- Born: 12 December 1599 Middelburg, Walcheren
- Died: 12 April 1668 (aged 68) Larigan, Cornwall
- Resting place: Madron, Cornwall
- Other names: Alexander Daniel
- Children: ten

= Alexander Daniell =

Alexander Daniell (12 December 1599 – 12 April 1668) was the sole proprietor of the Manor of Alverton, Cornwall from 1630 until his death in 1668.
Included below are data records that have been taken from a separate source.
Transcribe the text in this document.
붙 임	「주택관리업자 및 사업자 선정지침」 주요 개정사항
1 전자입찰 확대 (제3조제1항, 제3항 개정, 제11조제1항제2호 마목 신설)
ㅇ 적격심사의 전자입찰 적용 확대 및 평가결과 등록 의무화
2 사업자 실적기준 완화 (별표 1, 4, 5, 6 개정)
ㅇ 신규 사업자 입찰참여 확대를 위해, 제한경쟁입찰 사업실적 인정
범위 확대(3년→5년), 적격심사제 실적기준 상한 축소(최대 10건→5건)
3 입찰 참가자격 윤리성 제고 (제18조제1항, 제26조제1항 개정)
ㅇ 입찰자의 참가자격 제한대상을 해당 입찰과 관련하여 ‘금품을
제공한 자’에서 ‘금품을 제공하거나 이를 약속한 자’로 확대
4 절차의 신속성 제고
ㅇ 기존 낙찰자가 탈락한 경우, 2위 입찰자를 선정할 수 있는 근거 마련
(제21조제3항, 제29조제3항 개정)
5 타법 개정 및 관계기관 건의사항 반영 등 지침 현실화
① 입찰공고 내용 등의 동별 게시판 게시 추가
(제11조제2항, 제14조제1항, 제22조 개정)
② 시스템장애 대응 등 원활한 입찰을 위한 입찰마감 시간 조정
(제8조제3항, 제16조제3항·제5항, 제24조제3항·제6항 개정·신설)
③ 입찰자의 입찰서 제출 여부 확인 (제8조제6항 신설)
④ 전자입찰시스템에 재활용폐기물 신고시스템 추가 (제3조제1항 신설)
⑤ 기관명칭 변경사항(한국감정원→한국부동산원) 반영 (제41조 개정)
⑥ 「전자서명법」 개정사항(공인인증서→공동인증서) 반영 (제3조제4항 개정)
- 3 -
He was born in Middelburg in Walcheren, the son of Richard Daniel, clothier and citizen of London, and on coming to Cornwall in 1632, lived in rented accommodation until 1639, when a new house was built at Larigan, between Penzance and Newlyn. His notebook gives his income and expenditure (actual years not stated in The Cornishman article). In the first year his income is £43 and expenditure £156; the following year his income was £206 and he spends £246; and in the third year income was £181 and expenditure £219. It appears that excess of expenditure over income was the norm. He was interested in the history of the manor and made copies of rent-rolls preserving information on the parishes of Madron, St Buryan, and St Levan as well as Alverton. One of Daniell's manuscripts, known as the Rawlinson MSS, class C No 789 is preserved in the Bodleian Library, Oxford.

He died at his residence on 12 April 1668 and is buried at Madron. The following is inscribed on his tomb:–

Belgia me Birth, Britain me Breeding gave,

Cornwall a wife, ten children, and a grave.

Daniel's tomb, along with members of his family, is in the churchyard at Madron.